15. The machine readable medium of claim 14, wherein the API is a driver API.

15. The method of claim 14, wherein the set of instructions, when executed by the one or more processors, cause the one or more processors to:
generate the one or more graph code nodes as part of a first graph data structure;
cause the memory to be allocated based at least in part on the one or more graph code nodes;
obtain a second graph data structure representing one or more operations;
causing one or more devices to perform the one or more operations by utilizing the allocated memory
A machine readable medium further comprising instructions.

15. The method of claim 14, wherein the set of instructions, when performed by the one or more processors, causes the one or more processors to cause a general-purpose graphics processing unit (GPGPU) to perform the one or more graph codes The machine readable medium further comprising instructions to cause allocating the memory using a node.

As a processor,
One or more circuits that implement an application programming interface (API) to generate one or more graph code nodes for allocating and deallocating memory.
Including, processor.

22. The method of claim 21, wherein the one or more circuits further comprises:
generating a first graph code node for allocating the memory;
and generating a second graph code node to deallocate the memory.

22. The processor of claim 21, wherein the one or more graph code nodes are part of a first graph data structure.

22. The processor of claim 21, wherein the one or more circuitry further causes a device to allocate the memory based at least in part on an identified memory region.

22. The processor of claim 21, wherein the one or more circuitry further performs the API based at least in part on parameter values representing constraints for allocating and deallocating the memory.

22. The processor of claim 21 wherein the one or more circuits further cause one or more devices to use the memory to perform a set of operations.

A machine readable medium storing a set of instructions, comprising:
The set of instructions, when executed by one or more processors, cause the one or more processors to:
A machine readable medium that enables executing an application programming interface (API) to generate one or more graph code nodes for allocating and deallocating memory.

28. The method of claim 27, wherein the set of instructions, when executed by the one or more processors, cause the one or more processors to:
obtain code representing an API for generating one or more graph code nodes for allocating and deallocating at least said memory;
to execute code for performing an API to generate one or more graph code nodes for allocating and deallocating the memory, wherein the one or more graph code nodes are first nodes for allocating and deallocating memory; including a second node for -
A machine readable medium further comprising instructions.

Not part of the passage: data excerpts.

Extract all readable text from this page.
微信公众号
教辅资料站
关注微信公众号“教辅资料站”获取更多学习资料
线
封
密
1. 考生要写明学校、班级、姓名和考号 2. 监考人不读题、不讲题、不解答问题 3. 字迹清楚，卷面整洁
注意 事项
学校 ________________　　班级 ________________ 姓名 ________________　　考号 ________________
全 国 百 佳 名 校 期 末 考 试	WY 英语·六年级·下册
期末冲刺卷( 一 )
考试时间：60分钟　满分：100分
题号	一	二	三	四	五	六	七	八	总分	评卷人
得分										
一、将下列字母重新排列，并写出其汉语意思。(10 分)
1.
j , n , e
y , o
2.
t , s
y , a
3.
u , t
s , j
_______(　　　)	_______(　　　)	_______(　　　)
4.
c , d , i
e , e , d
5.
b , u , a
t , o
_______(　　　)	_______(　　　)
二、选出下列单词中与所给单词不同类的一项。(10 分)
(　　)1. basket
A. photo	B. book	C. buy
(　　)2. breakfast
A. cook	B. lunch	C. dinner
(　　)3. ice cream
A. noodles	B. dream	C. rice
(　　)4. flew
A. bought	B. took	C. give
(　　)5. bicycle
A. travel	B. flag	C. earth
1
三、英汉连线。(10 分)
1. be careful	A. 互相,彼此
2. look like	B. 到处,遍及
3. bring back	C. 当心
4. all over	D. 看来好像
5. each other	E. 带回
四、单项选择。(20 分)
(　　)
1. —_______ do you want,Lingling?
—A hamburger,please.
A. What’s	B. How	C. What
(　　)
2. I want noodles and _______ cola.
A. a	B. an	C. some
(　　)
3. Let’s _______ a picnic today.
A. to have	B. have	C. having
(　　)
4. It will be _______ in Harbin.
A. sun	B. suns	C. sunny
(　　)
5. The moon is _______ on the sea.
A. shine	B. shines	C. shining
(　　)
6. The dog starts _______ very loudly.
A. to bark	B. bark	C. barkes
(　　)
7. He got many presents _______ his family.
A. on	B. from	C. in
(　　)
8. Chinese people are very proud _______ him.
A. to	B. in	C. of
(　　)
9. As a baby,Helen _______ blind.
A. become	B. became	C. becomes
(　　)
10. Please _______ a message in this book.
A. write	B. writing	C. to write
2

28. The machine readable medium of claim 27, wherein a first node of the one or more graph code nodes is part of a first graph data structure and a second node of the one or more graph code nodes is part of a second graph data structure.

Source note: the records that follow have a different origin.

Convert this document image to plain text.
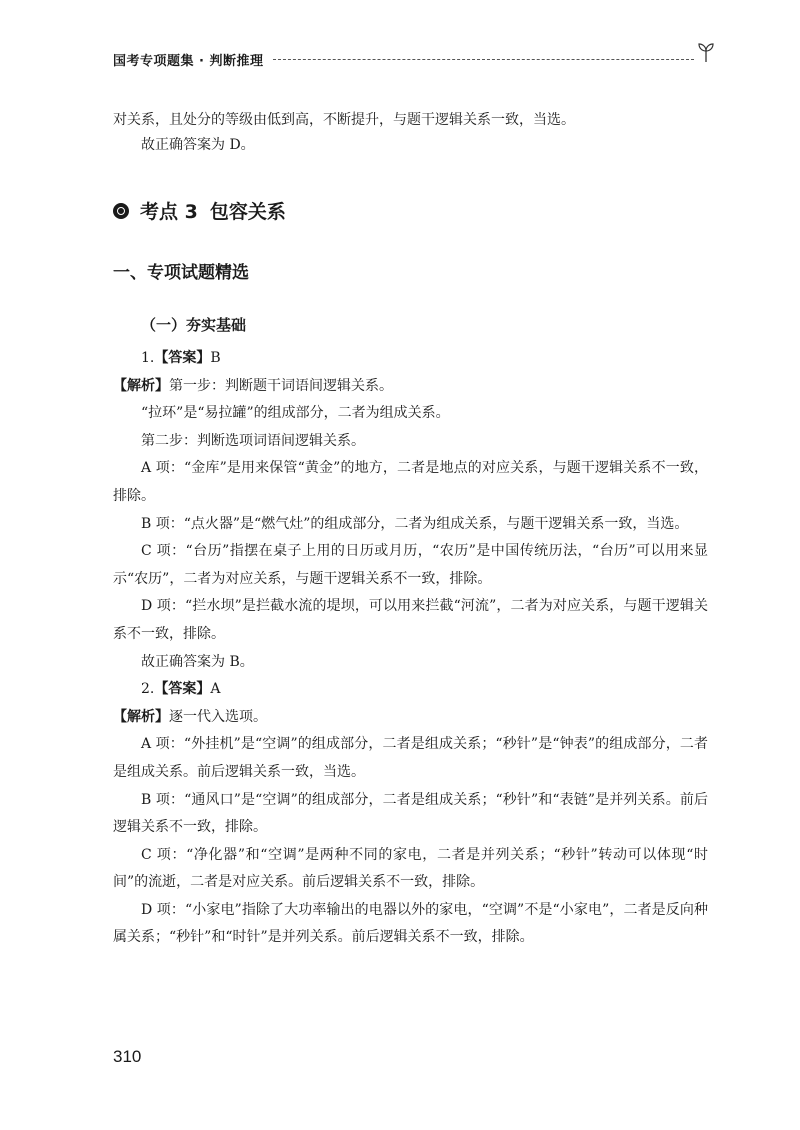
国考专项题集 · 判断推理

对关系，且处分的等级由低到高，不断提升，与题干逻辑关系一致，当选。

故正确答案为 D。

考点 3 包容关系
一、专项试题精选
（一）夯实基础

1.【答案】B

【解析】第一步：判断题干词语间逻辑关系。

“拉环”是“易拉罐”的组成部分，二者为组成关系。

第二步：判断选项词语间逻辑关系。

A 项：“金库”是用来保管“黄金”的地方，二者是地点的对应关系，与题干逻辑关系不一致，排除。

B 项：“点火器”是“燃气灶”的组成部分，二者为组成关系，与题干逻辑关系一致，当选。

C 项：“台历”指摆在桌子上用的日历或月历，“农历”是中国传统历法，“台历”可以用来显示“农历”，二者为对应关系，与题干逻辑关系不一致，排除。

D 项：“拦水坝”是拦截水流的堤坝，可以用来拦截“河流”，二者为对应关系，与题干逻辑关系不一致，排除。

故正确答案为 B。

2.【答案】A

【解析】逐一代入选项。

A 项：“外挂机”是“空调”的组成部分，二者是组成关系；“秒针”是“钟表”的组成部分，二者是组成关系。前后逻辑关系一致，当选。

B 项：“通风口”是“空调”的组成部分，二者是组成关系；“秒针”和“表链”是并列关系。前后逻辑关系不一致，排除。

C 项：“净化器”和“空调”是两种不同的家电，二者是并列关系；“秒针”转动可以体现“时间”的流逝，二者是对应关系。前后逻辑关系不一致，排除。

D 项：“小家电”指除了大功率输出的电器以外的家电，“空调”不是“小家电”，二者是反向种属关系；“秒针”和“时针”是并列关系。前后逻辑关系不一致，排除。

310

28. The method of claim 27, wherein the set of instructions, when executed by the one or more processors, causes a central processing unit (CPU) to allocate and deallocate the memory. A machine readable medium further comprising instructions that cause use of one or more graph code nodes.

28. The method of claim 27, wherein the set of instructions, when executed by the one or more processors, cause the one or more processors to:
compute a set of first operations;
causing one or more devices to use the memory to perform the first set of operations.
A machine readable medium further comprising instructions.

28. The method of claim 27, wherein the set of instructions, when executed by the one or more processors, causes the one or more processors to: A machine readable medium, further comprising instructions that cause the performance of one or more of the indicated operations.